Eglises d'Asie

Bombay : après les explosions du 25 août, des comités interreligieux essaient de désamorcer les passions et d’appeler à la concorde civile

Publié le 18/03/2010




Mumbai, autrefois appelée Bombay, a été, depuis le mois de décembre dernier, le théâtre de six explosions meurtrières. Les deux dernières ont eu lieu le 25 août en deux des lieux les plus fréquentés de l’agglomération, tuant 52 personnes et en blessant de nombreuses autres (1). Alors que le gouvernement régional et la police craignent qu’éclatent des émeutes intercommunautaires, les responsables de la communauté catholique s’efforcent de propager autour d’eux un climat de calme et d’harmonie civile. Le P. D’Souza, qui est directeur de la Commission justice et paix de l’archidiocèse, a déclaré que la population de la plus grande cité de l’Inde devait avoir une conscience aiguë de la nécessité de la concorde communautaire. Pour ce faire, les autorités religieuses comptent largement sur des groupes réunissant des personnes de toutes les religions pratiquées à Bombay, appelés les “Comités Mohalla” (‘de rue’).

Ceux-ci ont déjà joué dans le passé un rôle très important pour le maintien de la paix et du calme dans la ville. Le mouvement des Comités Mohalla avait été fondé en 1993 après qu’une série de bombes eut explosé dans la ville entraînant la mort de quelque 250 personnes. La police et les autorités gouvernementales avaient attribué la responsabilité des explosions à certains militants musulmans qui avaient agi en représailles de la démolition de la mosquée d’Ayodhya en décembre 1992 et des troubles qui avaient eu lieu ensuite, au cours desquels environ 3 000 personnes avaient trouvé la mort, pour la plupart des musulmans (2).

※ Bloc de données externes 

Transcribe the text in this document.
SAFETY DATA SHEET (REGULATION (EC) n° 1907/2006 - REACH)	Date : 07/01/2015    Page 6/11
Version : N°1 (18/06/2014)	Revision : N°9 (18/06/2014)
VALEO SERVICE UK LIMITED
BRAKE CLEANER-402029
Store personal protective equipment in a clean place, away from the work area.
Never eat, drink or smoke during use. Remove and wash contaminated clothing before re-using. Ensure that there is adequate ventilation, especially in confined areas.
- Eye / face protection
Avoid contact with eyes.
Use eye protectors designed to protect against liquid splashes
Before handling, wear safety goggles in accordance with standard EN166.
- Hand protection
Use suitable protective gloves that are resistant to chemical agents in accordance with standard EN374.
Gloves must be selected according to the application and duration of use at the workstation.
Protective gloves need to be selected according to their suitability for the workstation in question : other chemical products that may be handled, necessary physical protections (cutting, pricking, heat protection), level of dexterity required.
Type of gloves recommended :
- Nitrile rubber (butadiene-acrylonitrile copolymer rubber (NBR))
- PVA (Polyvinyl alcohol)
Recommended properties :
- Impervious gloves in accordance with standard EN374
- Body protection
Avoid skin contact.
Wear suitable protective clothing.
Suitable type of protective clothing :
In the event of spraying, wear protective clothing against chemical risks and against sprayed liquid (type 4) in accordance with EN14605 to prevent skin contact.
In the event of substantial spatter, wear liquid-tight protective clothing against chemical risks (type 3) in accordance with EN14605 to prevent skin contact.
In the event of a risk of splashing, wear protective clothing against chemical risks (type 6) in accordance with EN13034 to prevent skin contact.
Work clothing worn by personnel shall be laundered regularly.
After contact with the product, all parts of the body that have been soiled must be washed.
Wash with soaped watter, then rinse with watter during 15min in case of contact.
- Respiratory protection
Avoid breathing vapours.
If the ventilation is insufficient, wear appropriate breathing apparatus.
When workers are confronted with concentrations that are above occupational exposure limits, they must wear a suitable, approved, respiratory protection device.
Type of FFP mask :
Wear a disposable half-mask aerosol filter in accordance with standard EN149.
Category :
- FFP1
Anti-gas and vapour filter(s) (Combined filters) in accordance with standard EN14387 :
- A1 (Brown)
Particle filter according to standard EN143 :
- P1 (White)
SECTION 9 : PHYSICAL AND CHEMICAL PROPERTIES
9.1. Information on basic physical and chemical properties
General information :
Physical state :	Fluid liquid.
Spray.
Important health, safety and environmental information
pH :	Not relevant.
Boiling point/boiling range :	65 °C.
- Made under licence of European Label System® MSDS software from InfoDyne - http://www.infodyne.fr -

Dix ans plus tard, les Comités Mohalla sont au nombre de vingt-trois et rassemblent plus de quatre cents membres qui se sont donné pour tâche de mobiliser la population autour de l’idée de concorde et d’inculquer aux citoyens la conscience de la nécessité de la paix civile. Chaque comité organise régulièrement des réunions avec la police locale et les résidants du quartier au cours desquelles est analysée la situation présente du quartier. Julio Francis Ribeiro, qui est le président de ce mouvement, a expliqué qu’une des préoccupations des comités est d’empêcher l’arrivée sur place d’éléments négatifs qui pourraient créer la panique en répandant des rumeurs et en excitant des passions communautaristes. Les catholiques qui sont présents dans les comités depuis leur création considèrent que ceux-ci leur permettent d’accomplir une double mission, aider la police et répandre dans le public des idées de concorde civile.

Selon le juge retraité, S.M. Daud, si la population de la ville a gardé son calme après les deux dernières explosions, c’est qu’elle a peu à peu pris conscience que les attentats étaient en réalité des tentatives pour détourner son attention des luttes réelles contre la pauvreté et pour le développement. Il a fait remarquer que les récentes explosions se sont produites dans des centres d’affaires, un marché de la joaillerie et un haut lieu touristique, et non plus dans des lieux de culte ou aux sièges de partis politiques. Il en a conclu que les attentats avaient pour objectif de porter tort à l’économie de la ville. Il a aussi observé que ni les partis pro-hindous, ni d’autres groupes n’avaient appelé à des manifestations de protestation contre ces explosions qui ont fait autant de victimes musulmanes que de victimes hindoues. Les personnes interrogées à la télévision ne pensaient pas que les attentats aient été motivés par des rivalités intercommunautaires. L’ancien juge pense même que ces explosions pourraient être attribuées à deux gangs rivaux.

Au début de septembre dans les quartiers affectés, les activités commerciales reprenaient peu à peu. Aussitôt après les attentats les deux sites avaient été cernés par la police et isolés, mais c’était davantage en raison de la visite du Premier ministre et du leader de l’opposition, Sonia Gandhi.